Trump impeachment: Pelosi to call vote on Wednesday to refer articles to Senate
The House speaker, Nancy Pelosi, has announced she will call a vote on Wednesday to refer articles of impeachment approved last month to the Senate.
The Senate majority leader, Mitch McConnell, subsequently announced that the chamber would take up “housekeeping” items relating to impeachment, possibly including the swearing-in of senators for the trial, later this week and would probably hold opening arguments next Tuesday.
A two-thirds majority of senators would be required to remove Trump from office, which is not seen as likely.
“The president and the senators will be held accountable,” Pelosi said in a statement.
The House judiciary committee chair, Jerry Nadler, told reporters after a morning caucus meeting that Republicans in the Senate must now conduct a “fair” trial.
“The question is, do the Republicans all want to vote to insult the American people?” Nadler said, “to insult the intelligence of anybody watching and to say, ‘We’re going to have a cover up and not a fair trial’?”
Pelosi had delayed relaying the articles of impeachment to the Senate, calling on McConnell to clarify the rules of the trial before she designated prosecutors in the case.
In the immediate wake of Trump’s impeachment last month, McConnell argued that the Senate should not spend long on a trial, saying: “Obviously, I think we’ve heard enough.”
Earlier this week, Trump himself called on senators to dismiss the case quickly.
But support among a moderate bloc of senators for witness testimony at the trial has slowed whatever momentum there once was behind a quick dismissal.

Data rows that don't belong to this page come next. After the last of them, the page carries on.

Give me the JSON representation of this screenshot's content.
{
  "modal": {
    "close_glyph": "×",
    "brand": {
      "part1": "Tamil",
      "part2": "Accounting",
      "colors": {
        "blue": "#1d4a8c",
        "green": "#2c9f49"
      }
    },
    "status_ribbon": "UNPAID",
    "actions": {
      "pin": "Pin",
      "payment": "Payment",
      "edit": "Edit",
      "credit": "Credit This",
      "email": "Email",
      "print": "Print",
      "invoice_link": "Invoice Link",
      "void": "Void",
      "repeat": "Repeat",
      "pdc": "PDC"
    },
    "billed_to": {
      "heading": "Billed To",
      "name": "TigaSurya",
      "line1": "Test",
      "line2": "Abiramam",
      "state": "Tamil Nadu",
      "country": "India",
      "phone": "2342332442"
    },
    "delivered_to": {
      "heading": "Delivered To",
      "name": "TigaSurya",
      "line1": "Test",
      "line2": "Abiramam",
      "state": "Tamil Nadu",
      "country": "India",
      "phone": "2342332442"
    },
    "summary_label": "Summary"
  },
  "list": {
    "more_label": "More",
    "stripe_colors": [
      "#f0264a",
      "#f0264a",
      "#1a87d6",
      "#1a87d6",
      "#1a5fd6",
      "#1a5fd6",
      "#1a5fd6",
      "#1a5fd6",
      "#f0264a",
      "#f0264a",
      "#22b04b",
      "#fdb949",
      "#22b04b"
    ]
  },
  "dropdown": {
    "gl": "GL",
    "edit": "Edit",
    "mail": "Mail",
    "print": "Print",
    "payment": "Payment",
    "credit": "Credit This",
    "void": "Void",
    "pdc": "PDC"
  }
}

The second-ranked Republican in the Senate, John Thune of South Dakota, said on Tuesday he would be “surprised” if the body moved abruptly to dismiss the case.
“I would bet against it,” Thune said.
Under Senate rules, articles of impeachment against a president are prosecuted at trial by designees known as House managers. Pelosi stopped short of naming managers on Tuesday morning. They will be named in the resolution to be passed on Wednesday.
The president has the option of appearing in his own defense but was expected to send a legal team headed by the White House counsel, Pat Cipollone.
“We need to see the arena in which we are sending our managers,” Pelosi had said in a news conference last Thursday, explaining the delay. “Is that too much to ask?”
But under growing pressure from fellow Democrats to move the process ahead, Pelosi took the decision to refer the articles without McConnell supplying a substantive description of the rules in question.
Hakeem Jeffries, chairman of the Democratic caucus, said Pelosi’s decision to delay sending the articles of impeachment to the Senate “created space” for moderate Senate Republicans to push McConnell to allow witness testimony during the trial.
“We are three-quarters of the way
to seeing a fair and comprehensive trial in the Senate as it relates to Donald Trump’s abuse of power,” Jeffries said. “That alone is a tremendous objective that has been accomplished.”
Trump was impeached on two articles, for abuse of power and obstruction of Congress, on 18 December. He denies any wrongdoing.